The Ministry of Education wants to achieve something else with the same people? The reform that cannot begin.

The Ministry of Education wants to achieve something else with the same people? The reform that cannot begin.

The Minister of Education is not right when he says that functional illiteracy is a national security issue. It is not A problem. Functional illiteracy measured in nearly half of high school graduates and, I have no doubt, much more widespread in society, with many graduates of higher education included, is THE BIGGEST national security problem. It is an ongoing catastrophe with catastrophic effects.

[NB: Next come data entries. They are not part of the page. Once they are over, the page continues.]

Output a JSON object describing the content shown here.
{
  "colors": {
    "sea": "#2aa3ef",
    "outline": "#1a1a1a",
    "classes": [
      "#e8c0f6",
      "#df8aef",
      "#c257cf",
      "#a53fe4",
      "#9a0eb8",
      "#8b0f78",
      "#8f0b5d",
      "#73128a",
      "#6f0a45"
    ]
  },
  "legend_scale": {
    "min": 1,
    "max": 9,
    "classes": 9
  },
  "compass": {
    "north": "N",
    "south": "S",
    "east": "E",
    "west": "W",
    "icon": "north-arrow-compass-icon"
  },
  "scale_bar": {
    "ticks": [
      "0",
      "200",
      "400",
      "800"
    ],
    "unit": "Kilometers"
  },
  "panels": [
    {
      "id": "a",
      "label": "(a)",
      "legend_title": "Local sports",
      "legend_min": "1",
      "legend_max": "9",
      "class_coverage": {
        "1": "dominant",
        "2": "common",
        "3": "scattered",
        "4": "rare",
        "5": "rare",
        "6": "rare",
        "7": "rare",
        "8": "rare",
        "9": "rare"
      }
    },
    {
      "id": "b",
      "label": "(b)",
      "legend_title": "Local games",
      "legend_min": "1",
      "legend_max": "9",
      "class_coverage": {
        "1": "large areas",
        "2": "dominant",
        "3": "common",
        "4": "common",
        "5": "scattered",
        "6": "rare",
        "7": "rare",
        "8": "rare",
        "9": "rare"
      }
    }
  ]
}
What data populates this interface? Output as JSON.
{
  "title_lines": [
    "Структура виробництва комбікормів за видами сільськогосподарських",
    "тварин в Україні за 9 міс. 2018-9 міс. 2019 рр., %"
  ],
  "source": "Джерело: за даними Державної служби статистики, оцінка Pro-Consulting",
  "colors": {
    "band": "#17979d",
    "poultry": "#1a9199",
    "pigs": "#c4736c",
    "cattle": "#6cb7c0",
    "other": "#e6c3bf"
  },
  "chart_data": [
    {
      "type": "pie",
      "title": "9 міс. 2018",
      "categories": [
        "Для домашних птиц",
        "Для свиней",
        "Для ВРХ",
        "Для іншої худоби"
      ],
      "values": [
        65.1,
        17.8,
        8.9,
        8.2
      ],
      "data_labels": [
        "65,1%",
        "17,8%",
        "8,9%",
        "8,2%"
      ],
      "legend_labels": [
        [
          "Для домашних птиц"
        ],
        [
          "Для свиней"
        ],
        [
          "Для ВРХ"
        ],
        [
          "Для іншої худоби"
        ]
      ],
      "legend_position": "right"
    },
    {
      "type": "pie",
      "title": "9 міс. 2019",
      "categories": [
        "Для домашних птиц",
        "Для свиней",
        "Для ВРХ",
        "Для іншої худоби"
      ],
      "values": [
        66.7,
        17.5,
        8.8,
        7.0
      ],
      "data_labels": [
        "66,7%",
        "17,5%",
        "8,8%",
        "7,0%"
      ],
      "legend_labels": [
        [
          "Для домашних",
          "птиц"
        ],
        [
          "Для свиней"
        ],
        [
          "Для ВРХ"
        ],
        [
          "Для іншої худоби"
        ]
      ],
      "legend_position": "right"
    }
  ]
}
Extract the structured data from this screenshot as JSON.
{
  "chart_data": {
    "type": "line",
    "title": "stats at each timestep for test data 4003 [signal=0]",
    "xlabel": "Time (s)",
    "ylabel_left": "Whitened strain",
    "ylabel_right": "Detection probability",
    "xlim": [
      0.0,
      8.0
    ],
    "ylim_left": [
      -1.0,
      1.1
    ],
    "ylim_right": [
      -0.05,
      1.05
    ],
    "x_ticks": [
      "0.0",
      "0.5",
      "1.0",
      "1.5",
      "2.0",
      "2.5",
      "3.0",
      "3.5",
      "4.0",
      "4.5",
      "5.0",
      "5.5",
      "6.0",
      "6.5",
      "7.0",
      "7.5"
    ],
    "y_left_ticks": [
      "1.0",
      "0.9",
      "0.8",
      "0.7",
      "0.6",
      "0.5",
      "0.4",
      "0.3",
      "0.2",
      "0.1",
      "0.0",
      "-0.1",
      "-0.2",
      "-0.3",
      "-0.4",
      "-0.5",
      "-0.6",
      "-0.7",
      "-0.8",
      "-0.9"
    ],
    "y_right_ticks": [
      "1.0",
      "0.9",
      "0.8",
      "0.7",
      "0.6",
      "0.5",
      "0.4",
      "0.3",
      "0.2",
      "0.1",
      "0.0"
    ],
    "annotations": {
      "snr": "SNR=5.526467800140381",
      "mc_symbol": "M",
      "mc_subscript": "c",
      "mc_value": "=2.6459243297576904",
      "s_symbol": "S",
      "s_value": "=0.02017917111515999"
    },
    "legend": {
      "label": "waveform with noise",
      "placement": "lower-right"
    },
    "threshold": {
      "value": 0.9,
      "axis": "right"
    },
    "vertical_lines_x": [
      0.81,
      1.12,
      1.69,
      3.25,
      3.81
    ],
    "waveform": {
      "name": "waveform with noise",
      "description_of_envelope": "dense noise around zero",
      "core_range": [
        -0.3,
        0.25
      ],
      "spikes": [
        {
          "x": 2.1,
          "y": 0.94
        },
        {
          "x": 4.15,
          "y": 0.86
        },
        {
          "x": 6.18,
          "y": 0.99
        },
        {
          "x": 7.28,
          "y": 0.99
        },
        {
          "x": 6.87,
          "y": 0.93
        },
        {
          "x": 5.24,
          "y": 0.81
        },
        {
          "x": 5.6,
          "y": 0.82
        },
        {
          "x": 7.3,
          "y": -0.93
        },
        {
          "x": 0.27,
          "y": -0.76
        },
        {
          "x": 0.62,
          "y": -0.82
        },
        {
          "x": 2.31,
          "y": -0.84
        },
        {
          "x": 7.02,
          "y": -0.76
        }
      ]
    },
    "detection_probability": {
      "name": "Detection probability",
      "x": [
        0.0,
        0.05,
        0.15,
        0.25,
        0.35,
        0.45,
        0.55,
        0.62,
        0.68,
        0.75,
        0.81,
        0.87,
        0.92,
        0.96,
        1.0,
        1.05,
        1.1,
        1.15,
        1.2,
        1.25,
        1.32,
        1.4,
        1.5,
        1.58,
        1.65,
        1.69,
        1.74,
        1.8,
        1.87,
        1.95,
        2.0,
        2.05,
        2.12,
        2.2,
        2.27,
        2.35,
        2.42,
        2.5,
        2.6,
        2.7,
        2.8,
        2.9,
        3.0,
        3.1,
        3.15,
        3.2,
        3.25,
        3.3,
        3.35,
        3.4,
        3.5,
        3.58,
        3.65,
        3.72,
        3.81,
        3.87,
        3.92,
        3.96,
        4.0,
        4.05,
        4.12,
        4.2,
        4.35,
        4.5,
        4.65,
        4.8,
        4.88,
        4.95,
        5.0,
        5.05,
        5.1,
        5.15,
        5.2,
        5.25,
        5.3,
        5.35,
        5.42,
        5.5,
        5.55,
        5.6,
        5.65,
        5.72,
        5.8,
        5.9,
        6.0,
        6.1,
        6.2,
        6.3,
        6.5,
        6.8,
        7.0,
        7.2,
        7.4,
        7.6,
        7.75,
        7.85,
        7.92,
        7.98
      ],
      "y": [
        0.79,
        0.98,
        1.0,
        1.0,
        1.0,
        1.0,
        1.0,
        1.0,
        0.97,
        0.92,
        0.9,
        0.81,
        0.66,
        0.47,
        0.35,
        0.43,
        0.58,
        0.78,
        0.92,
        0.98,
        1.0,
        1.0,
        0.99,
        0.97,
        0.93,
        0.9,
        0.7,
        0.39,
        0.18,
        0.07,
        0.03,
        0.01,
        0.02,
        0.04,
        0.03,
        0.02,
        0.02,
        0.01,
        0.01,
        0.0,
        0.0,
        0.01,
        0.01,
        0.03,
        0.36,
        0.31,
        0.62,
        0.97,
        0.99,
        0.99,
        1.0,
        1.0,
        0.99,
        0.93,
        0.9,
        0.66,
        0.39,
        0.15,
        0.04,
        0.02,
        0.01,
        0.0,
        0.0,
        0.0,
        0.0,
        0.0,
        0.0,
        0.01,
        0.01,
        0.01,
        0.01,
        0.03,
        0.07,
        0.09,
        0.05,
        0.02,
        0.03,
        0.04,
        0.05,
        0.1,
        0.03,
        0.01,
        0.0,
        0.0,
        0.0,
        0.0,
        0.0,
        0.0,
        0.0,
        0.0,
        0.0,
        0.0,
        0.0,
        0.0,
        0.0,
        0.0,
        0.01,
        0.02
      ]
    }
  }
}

Everything that surrounds us in daily life, in daily or periodic choices, such as electoral ones, is a direct consequence of the fact that so many of our fellow human beings do not understand what they read, even if technically they have mastered the craft of writing and reading, that is, they understand the meaning and usage of letters.

And no one has been willing so far to truly tackle the issue for at least two main reasons. On one hand, neither the political class nor the dignitaries miss the percentage of functional illiteracy.

You can't expect people with late, dubious qualifications and dubiously obtained degrees to understand the seriousness of the phenomenon and, especially, to have solutions. Sure, they could let others do it, they could bring competent people to implement the technical solutions that they can politically endorse.

But, on one hand, no official wants more competent people around them, who inevitably would highlight their intellectual or cultural modesty, and on the other hand, the smarter the electorate is, the more demanding and harder to deceive it becomes.

The political savior phenomenon, regardless of what he is called, originates from the same dramatic reality. And it's not just about swallowing any nonsense just because it's uttered by the Messiah, whoever he may be, not just one on the political stage. To have a critical spirit, you need an information base that you can apply because you have understood it.

It's also about, especially about understanding how democracy and state institutions function. If you understand the role of each function, you no longer expect the president to raise salaries, lower taxes, and make butter cheaper. And if you understand, you know what to look for when you vote, what criteria, what skills. And you know how to discern promises without substance from the applicable plan.

We see terrible effects in everyday life. We are the European country with the most children dying for unimaginable reasons. For example, because they are washed with substances intended for animals. People are dying in droves due to treatments with cabbage juice and walking barefoot in the morning dew.

We are champions at blowing up due to all kinds of improvisations. They are made by adults who have left school without knowing basic aspects of the laws of physics, which sometimes make the difference between life and death.

Everything bad that happens to us as a society, from a micro to a macro level, originates from the lamentable state of education and the functional illiteracy of the majority. And until something changes there, it can't get any better.

The explanation is not difficult to give, and I say this as a mother of three. The Romanian school does not teach you to think, it does not teach you to be autonomous. The Romanian school delivers "half-baked" hypercaloric products for promotion, which do not nourish the mind but only give both the student and the parent the feeling of bloated satiety. A fat totally contraindicated for the agility of free thinking.

Will Minister Daniel David succeed in changing this state of affairs?

He guarantees with his position the start of the reform and announces for May both a complete report and a set of educational policies: "If someone will take on educational policies, I will still be a minister, if not, I won't." I have absolutely no doubt that Mr. David has a genuine reformist desire, just as the best Education Minister after 1989 - Mircea Miclea - did years ago.

However, he certainly cannot do it alone. He needs immense political support, commensurate with the resistance he will inevitably encounter from the system, from parents who only conceive of school as they themselves did, as well as with the arguments he will have to put on the table for the system.

The solution requires a total paradigm shift, both in terms of the content taught and the teaching methods. The effort will be significant, many will not be able to readjust, they will have to be removed from the system, while it will need to be refreshed with competent people and a different mindset.

But both those who need to reinvent themselves as teachers and those newly attracted need to be motivated by good salaries and a lot of fairness in their relationship with them. This will require money invested in education, at least at the level of the never respected 6% of GDP.

And he needs a team in the ministry that understands his vision, shares it, and works for it. What we see on the Ministry of Education's website is not encouraging at all.

The same state secretaries, led by Mr. Ion, who told me on a TV show that the curriculum and schedules are made based on teachers' norms, not on the students' interest, which is why 7th and 8th grade children end up staying at school from 8 am to 3 pm, then go home and do their homework, so they end up having more than 40 hours per week. And with Mr. Paraschiv, the immovable head of higher education.

The same Ms. Lazăr, the ministry's general secretary, Minister Câmpeanu's right hand and the most influential person in the ministry since then, with the effects we see. Not to mention the political fauna in the school inspectorates.

It's very difficult for me to understand how Minister David imagines that surrounded by the same people who constitute a toxic and ossified structure of the system, he will be able to achieve different results. And how he imagines that they will not strive to "tie his shoelaces" with many knots to deactivate any chance of reform from the start.

Without radical changes in the team that has shown its true colors, without money and total political support, the path of education and Romania leads to Hell, even if it is paved with the wonderful intentions of the minister.